A little PSA.
Workers at the Kent County Recycling Center in Grand Rapids, Michigan, got a lot more than they bargained for when Civil War cannonballs was delivered as part of a recycling load.
In an email sent from the Kent County Department of Public Works to Live Science, they said that the recycling center was evacuated due to a cannonball being handed in for recycling.
Not only were the staff at the recycling plant amazed at their find. The police and fire departments couldn’t believe what they were hearing when a voice on the other end of the telephone line said they had found a Civil War-era cannonball had been handed in for recycling, and they did not know if it was safe to handle it.
The relevant authorities attended the recycling center, and on examining the cannonball, they determined that it fell into the category of ‘live ordnance’ and ordered the center evacuated until it could be dealt with.
In their report, the police stated that the cannonball measured 6 inches or 15 centimeters in diameter and weighed six pounds.
The Michigan State Police Bomb Squad was called to the scene, and they safely removed the cannonball. There were no injuries to the recycling center staff or the police and fire departments and work recommenced on the following day.
Phil Skaggs, the Kent County Commissioner, wanted to make sure that residents of Kent Country got the message loud and clear that this type of recycling was not acceptable. He posted, “Just to be clear: DO NOT RECYCLE CANNONBALLS FROM ANY WAR!” on his Facebook page.
It is not only cannonballs that could pose a threat to recycling center staff. Things that can harm others, such as propane tanks, ammunition, and syringes should never be placed in recycling that is to be sent to the local recycling center.
No-one knows who dropped off the cannonball, but the American Battlefield Trust, a non-profit organization that cares for historic battlefields, says that during the Civil War, it took up to ten people to load and fire a cannon.
Officials in Michigan did not overreact when the cannonball was found and was right to be very careful when handling the artifact.

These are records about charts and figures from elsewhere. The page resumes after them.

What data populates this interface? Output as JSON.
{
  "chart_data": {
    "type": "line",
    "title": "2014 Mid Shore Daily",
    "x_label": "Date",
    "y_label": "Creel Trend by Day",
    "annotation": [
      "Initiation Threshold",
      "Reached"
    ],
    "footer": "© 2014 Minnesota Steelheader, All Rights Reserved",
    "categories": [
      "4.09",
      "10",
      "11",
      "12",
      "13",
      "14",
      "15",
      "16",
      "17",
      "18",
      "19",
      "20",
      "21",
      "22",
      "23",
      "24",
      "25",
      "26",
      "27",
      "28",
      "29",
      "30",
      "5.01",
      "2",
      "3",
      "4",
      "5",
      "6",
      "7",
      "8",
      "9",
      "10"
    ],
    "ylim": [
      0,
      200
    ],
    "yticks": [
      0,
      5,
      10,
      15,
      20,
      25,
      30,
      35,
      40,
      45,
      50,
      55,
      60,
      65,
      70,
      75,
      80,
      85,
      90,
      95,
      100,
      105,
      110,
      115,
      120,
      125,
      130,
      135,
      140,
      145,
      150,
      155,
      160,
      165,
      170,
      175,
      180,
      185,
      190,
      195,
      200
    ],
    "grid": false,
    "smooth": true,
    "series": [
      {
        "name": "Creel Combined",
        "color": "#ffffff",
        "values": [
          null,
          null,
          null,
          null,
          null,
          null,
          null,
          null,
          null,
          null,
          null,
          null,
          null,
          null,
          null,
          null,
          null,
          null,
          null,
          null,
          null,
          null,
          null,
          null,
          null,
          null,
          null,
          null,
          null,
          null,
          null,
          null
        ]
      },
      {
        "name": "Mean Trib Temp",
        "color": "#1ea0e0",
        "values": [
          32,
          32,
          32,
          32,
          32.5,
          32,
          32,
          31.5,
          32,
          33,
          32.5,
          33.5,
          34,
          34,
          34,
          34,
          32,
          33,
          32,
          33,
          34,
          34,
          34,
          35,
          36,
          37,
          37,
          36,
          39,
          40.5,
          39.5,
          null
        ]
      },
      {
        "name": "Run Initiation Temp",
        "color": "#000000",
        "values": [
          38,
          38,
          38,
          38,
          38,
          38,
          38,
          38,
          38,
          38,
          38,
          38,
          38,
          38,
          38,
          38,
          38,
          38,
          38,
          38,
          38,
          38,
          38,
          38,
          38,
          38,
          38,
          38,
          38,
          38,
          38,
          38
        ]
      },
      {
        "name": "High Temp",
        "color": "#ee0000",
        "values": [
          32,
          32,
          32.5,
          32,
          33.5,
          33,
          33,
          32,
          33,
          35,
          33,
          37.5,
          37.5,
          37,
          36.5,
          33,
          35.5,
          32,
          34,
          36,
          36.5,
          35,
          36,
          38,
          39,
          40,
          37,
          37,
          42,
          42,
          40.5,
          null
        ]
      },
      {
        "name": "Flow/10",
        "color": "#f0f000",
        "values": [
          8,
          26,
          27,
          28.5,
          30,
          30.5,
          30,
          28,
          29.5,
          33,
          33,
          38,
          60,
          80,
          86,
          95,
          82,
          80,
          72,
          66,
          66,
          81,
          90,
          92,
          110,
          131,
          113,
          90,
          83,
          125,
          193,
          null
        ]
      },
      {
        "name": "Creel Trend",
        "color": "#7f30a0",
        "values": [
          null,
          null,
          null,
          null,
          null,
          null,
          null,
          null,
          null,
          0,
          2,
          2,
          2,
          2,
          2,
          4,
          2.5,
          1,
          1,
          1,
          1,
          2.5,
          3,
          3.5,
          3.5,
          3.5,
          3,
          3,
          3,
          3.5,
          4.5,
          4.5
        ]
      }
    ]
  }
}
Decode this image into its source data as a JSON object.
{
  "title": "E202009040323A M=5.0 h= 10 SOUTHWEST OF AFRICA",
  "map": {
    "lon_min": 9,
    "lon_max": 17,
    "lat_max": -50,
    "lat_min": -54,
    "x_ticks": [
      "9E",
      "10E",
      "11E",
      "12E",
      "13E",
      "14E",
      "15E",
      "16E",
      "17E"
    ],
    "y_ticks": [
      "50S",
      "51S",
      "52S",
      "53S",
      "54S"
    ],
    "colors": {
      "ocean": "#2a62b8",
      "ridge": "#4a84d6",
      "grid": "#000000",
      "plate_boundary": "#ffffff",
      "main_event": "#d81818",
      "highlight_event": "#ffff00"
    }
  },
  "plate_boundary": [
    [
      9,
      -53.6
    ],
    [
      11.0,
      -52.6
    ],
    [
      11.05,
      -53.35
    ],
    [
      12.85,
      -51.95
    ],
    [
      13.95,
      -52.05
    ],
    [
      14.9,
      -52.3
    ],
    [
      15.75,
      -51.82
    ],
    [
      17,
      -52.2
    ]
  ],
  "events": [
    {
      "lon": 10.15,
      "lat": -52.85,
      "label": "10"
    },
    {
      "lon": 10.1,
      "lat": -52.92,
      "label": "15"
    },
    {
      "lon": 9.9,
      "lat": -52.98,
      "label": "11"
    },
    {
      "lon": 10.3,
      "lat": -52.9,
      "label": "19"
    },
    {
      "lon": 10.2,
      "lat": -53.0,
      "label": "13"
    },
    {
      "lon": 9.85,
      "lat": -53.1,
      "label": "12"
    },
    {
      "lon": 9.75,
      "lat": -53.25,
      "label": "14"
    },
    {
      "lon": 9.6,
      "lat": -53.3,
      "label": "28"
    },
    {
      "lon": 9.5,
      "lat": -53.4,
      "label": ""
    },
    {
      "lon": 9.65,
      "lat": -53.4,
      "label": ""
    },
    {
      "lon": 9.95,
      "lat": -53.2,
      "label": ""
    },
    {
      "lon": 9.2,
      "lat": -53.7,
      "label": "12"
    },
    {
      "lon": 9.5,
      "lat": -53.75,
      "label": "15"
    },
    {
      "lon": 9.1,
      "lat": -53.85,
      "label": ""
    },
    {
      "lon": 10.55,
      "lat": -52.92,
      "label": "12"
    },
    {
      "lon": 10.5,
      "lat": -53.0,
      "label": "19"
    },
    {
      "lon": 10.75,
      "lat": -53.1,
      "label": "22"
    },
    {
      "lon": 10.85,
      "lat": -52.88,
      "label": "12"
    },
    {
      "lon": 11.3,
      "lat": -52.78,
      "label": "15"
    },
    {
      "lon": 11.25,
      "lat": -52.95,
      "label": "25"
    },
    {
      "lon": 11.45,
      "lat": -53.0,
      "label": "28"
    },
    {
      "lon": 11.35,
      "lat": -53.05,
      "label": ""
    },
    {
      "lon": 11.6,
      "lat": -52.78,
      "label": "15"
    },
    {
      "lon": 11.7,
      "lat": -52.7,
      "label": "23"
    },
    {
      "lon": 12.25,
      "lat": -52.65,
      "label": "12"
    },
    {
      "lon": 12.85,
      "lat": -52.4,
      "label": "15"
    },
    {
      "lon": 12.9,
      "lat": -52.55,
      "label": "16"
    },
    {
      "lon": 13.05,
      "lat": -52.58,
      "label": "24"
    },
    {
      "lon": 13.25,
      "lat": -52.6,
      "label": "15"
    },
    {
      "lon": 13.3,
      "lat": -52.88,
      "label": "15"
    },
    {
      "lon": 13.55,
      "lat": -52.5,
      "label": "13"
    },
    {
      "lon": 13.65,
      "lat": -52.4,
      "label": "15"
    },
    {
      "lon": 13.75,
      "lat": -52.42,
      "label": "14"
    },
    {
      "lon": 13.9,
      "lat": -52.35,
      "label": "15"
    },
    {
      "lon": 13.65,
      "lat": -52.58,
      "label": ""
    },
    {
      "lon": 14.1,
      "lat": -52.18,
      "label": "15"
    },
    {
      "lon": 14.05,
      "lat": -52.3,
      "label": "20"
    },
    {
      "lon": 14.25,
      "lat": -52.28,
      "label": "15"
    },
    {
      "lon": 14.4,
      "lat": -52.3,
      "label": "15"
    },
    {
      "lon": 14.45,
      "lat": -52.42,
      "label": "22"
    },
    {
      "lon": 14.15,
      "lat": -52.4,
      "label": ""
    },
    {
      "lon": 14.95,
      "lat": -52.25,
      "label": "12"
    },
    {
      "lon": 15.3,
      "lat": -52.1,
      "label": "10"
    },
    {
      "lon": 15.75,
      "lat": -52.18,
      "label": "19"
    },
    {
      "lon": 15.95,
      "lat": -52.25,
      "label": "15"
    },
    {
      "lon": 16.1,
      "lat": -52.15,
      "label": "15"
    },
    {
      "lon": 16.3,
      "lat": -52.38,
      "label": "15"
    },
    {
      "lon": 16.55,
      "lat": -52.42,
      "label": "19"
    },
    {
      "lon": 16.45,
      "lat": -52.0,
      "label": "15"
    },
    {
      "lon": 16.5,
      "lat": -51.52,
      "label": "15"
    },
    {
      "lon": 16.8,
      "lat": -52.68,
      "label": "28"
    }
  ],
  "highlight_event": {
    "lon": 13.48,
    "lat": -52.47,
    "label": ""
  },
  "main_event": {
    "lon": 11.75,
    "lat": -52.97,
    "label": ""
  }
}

Even though peace came over 150 years ago after the Civil War, munitions from that era can still be hazardous.
In recent years there have been examples of Civil War munitions causing problems. In 2008 a Virginia Civil War enthusiast, Sam White, was killed when the cannonball he was restoring exploded.
He was working in the driveway of his home when the 75-pound cannonball exploded, killing him instantly and blasting shrapnel into the porch of a house a quarter of a mile away.
In 2016 a pile of cannonballs was uncovered by Hurricane Matthew on a beach in South Carolina.
The collection of 16 cannonballs contained several that contained gunpowder that was old and unstable. In this case, the U.S. Air Force Explosives Team assisted with destroying this dangerous cache.